Archive for May, 2012

   

 

Over Memorial Day weekend, Monika and I got to see all our kids and their respective wives and families in a single circuit from home, starting with the arrival on Friday of Nic and Alison along with two friends to take care of our chickens.  Early Saturday we drove to Tim and Megan in Maryland, then on to Dan and Gina in New Jersey.  Sunday we continued on to Dave and Sue and Paityn and Cody in upstate Pennsylvania, and then to John and Calista and Cally and Sylvia in the Washington area.  Traffic miraculously was not bad at all, and we got to see the new homes of Tim and Megan and of Dan and Gina.  It took 815 miles to see the family, with great visiting, catching up, celebrating (Tim and Megan’s official Ph.D’s, Sylvia’s track triumphs, Alison’s job renewal, and more) and, of course, eating along the way.  Back home, Nic and Alison did a great job of chicken-sitting (pictures courtesy of their Facebook posting):

  

Click here for family pictures  along the way (with particular focus on the two newest family members, Paityn and Cody)

   

 

With over sixty trellis feet of snap and snow peas planted in early March, we’re now reaping an overflowing harvest, along with the other spring vegetables we planted.  The sugar snap peas are over six feet high!  The lower right picture shows our harvest on May 28th, which included baskets of snap and snow peas, kohlrabi, turnips, swiss chard, multiple varieties of lettuce, basil, and garlic scapes.   We spent a good chunk of the day parboiling and freezing the peas.   So far (knock on me) this is the best vegetable garden I’ve ever had, and we even have tomatoes coming along on many of the plants.  Potato plants are in bloom and taller than I’ve ever seen.  Here’s hoping the rains keep coming…

A new waterfall for me, that is.  By now I’ve hiked a good proportion of the trails around here, but the Mau Har Trail in the Three Ridges Wilderness Area was a new one for me.  Departing from the AT about two miles in, it leads one up and down until it reaches a series of Waterfalls on Campbell Creek, on the western side of Three Ridges Mountain, one of the two highest in the region.  At about 6 1/2 miles round trip, it’s a nice short day hike.  The mountain laurel and rhododendron were past their prime at the lower elevations, but there was a nice array of wildflowers to enjoy along the way.

some more pictures here

 

  

I had to climb up on our roof the other day to clean out the gutters, and took these pictures from the rooftop.

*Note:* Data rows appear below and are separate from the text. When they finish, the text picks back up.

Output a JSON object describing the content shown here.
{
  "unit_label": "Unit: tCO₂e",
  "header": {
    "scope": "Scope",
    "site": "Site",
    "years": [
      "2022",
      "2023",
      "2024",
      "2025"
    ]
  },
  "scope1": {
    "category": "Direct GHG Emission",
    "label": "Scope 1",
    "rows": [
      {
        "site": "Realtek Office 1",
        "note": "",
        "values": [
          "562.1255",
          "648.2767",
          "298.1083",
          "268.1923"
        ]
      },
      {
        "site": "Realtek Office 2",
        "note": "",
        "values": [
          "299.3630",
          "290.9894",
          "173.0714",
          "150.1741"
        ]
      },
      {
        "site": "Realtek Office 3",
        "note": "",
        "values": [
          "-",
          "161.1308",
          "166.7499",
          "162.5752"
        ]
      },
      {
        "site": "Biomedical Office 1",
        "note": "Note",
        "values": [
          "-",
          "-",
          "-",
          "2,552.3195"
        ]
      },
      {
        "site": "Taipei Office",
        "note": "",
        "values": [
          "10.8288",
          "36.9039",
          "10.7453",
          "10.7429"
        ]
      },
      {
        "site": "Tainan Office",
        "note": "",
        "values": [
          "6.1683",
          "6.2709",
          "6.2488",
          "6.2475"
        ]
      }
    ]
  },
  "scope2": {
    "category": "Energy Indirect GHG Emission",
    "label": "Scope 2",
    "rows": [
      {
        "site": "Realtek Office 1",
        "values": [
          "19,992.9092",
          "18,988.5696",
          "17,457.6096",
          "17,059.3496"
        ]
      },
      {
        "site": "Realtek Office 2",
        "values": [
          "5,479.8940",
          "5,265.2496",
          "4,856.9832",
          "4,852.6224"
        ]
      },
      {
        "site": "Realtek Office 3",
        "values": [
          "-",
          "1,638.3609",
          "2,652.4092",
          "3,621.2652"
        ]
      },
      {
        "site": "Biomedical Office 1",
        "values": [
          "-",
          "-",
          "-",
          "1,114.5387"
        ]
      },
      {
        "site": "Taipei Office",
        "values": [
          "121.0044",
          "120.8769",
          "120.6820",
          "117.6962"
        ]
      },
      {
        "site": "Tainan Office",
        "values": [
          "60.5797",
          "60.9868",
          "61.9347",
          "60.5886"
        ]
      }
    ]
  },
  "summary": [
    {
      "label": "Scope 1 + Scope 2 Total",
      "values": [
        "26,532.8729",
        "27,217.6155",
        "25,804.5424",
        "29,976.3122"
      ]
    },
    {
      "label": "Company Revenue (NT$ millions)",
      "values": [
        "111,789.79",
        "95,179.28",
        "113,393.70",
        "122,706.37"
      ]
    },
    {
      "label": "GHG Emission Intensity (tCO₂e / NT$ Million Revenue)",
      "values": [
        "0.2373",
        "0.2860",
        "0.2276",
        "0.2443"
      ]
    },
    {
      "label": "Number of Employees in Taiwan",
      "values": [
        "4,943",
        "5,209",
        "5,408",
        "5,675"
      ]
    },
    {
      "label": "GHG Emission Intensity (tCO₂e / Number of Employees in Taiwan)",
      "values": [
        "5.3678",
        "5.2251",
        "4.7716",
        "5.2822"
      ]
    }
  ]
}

After three and one-half weeks without a drop of rain from late March to mid-April, spring rains finally came, much to everyone’s relief.  (While not all Nelson County folks are directly engaged in agriculture, all understand the importance of rain.)  The following weekend we had a delightful visit from my cousin Fred Brack, whom I hadn’t seen in 30 or so years, his wife Kathy, and Kathy’s seeing-eye dog, Wilda.  Our next get-together will happen sooner.  Below: Fred, Kathy and Wilda at Crabtree Falls, and with Monika at a local winery.

  

Due to the mild winter and warm spring, flowers continue to bloom several weeks earlier than normal.  Especially striking this spring have been the roses Monika planted two years ago in front and back of our house, and the three different clematis which were already in the front when we bought the place.  Monika’s inspiration also led us to reconfigure the pond area in the back with two little “zen” rock gardens.

  

Despite the dry spell which slowed things down for a while, we’re reaping the benefits of early spring plantings: lettuce, chard, spinach and turnips are ready to eat, and snap peas are now a good three feet up their trellis and blooming.  And we have plenty of basil, chives, cilantro, parsley, rosemary, and thyme.  Potato plants are ready for hilling.  I put out a dozen varieties of heirloom tomatoes, which I’d started under grow lights in March, in the last week of April.  Still planting various types of beans, squash and, for the first time: peanuts! (a mild addiction of mine)

   

click here for more flower and veggie garden pictures

Our various projects have kept us pretty busy around our home, but I did bike the rails-to-trails route along the Piney and Tye Rivers, which has recently been extended, making for a 14 mile round trip.  A lovely path, with lots of spring wildflowers in bloom.